In 1930, Dr. Alexander Lambert94 reported on 318 addicts voluntarily committed to Bellevue Hospital by a City Magistrate. Of these addicts, 279 or 87%, admitted prior cures as against 39 or 13% who denied any prior cures.

More than half of these 279 addicts had "taken the cure" four or more times .

In 1951, Knight and Prout95 reported on a follow up study of 75 private patients treated at the New York Hospital, Westchester Division. These were, obviously, luxury patients who could pay for hospital treatment. Data as to addiction were available on only 38 of these 75 patients.

Less than half of these 38 patients (15) were reported as "abstaining" from drugs.

One might expect a considerably higher percentage of cures from an institution like Riverside, which attempts to select only promising cases for treatment and which takes only adolescent drug addicts to start with.
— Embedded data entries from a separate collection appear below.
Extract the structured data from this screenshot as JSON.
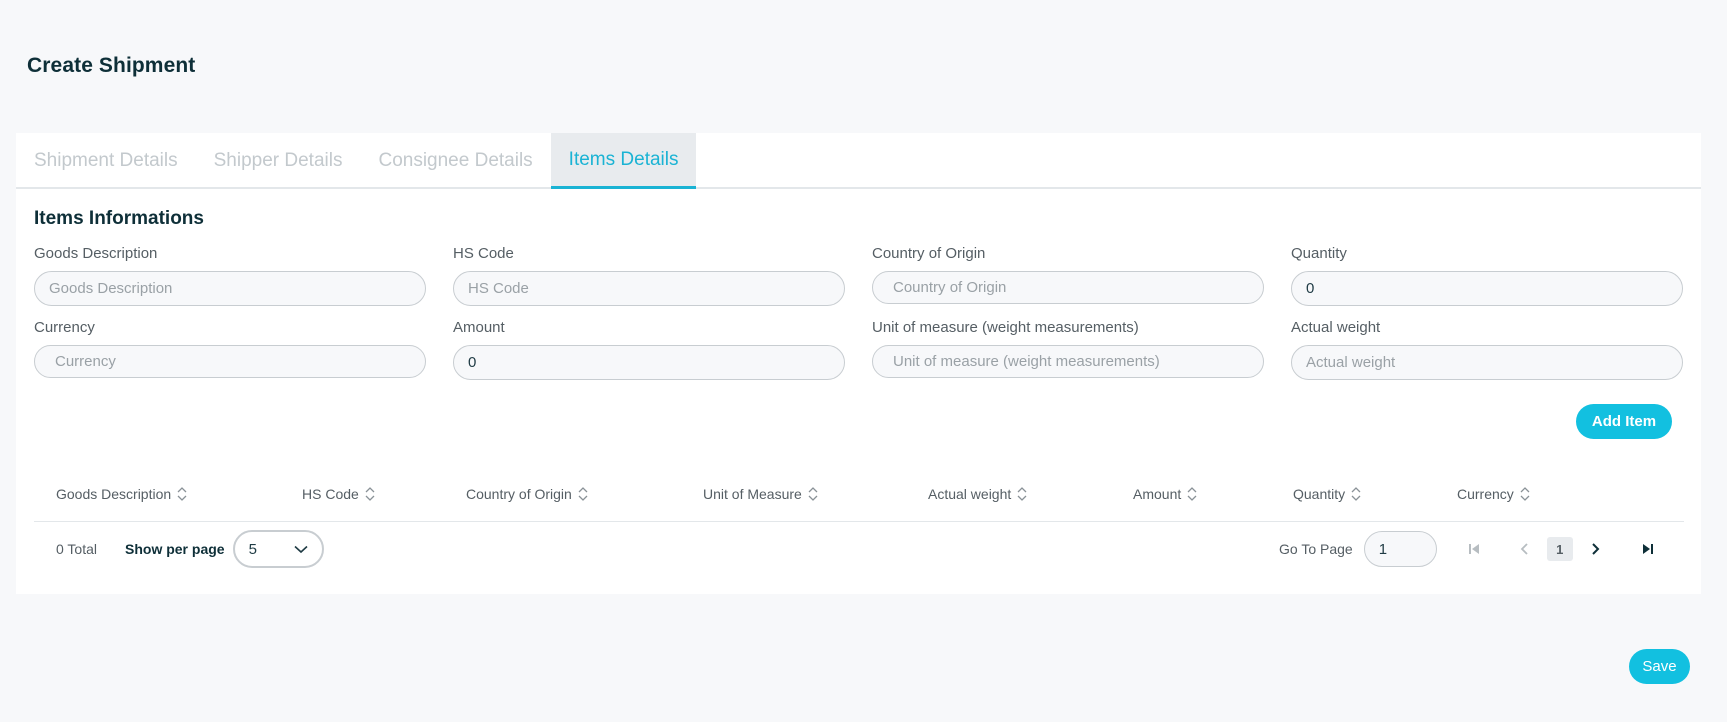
{
  "page": {
    "title": "Create Shipment"
  },
  "tabs": [
    {
      "label": "Shipment Details",
      "active": false
    },
    {
      "label": "Shipper Details",
      "active": false
    },
    {
      "label": "Consignee Details",
      "active": false
    },
    {
      "label": "Items Details",
      "active": true
    }
  ],
  "section": {
    "title": "Items Informations"
  },
  "form": {
    "goods_description": {
      "label": "Goods Description",
      "placeholder": "Goods Description",
      "value": ""
    },
    "hs_code": {
      "label": "HS Code",
      "placeholder": "HS Code",
      "value": ""
    },
    "country_of_origin": {
      "label": "Country of Origin",
      "placeholder": "Country of Origin",
      "value": ""
    },
    "quantity": {
      "label": "Quantity",
      "placeholder": "",
      "value": "0"
    },
    "currency": {
      "label": "Currency",
      "placeholder": "Currency",
      "value": ""
    },
    "amount": {
      "label": "Amount",
      "placeholder": "",
      "value": "0"
    },
    "unit_of_measure": {
      "label": "Unit of measure (weight measurements)",
      "placeholder": "Unit of measure (weight measurements)",
      "value": ""
    },
    "actual_weight": {
      "label": "Actual weight",
      "placeholder": "Actual weight",
      "value": ""
    }
  },
  "buttons": {
    "add_item": "Add Item",
    "save": "Save"
  },
  "table": {
    "columns": [
      "Goods Description",
      "HS Code",
      "Country of Origin",
      "Unit of Measure",
      "Actual weight",
      "Amount",
      "Quantity",
      "Currency"
    ],
    "rows": []
  },
  "pagination": {
    "total": "0 Total",
    "per_page_label": "Show per page",
    "per_page_value": "5",
    "go_to_label": "Go To Page",
    "go_to_value": "1",
    "current_page": "1"
  },
  "colors": {
    "accent": "#12c0e0",
    "tab_active": "#1ab3d4",
    "heading": "#0e2f38"
  }
}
Yet the N. Y.U.96 study made on the post hospitalization adjustment of 30 adolescent opiate addicts is quite discouraging. Only two of the patients remained abstinent during the period of one year after discharge from the hospital. Twenty-two of the thirty patients were reinstitutionalized one year after discharge, either in a jail or in a hospital.

In the light of the data, it is obvious that more careful studies of the effect of hospital treatment of drug addicts must be made. If it is true that most chronic addicts cannot be cured by present hospital methods, this fact should be known as quickly as possible. It may necessitate the complete revision of present methods of dealing with addicts.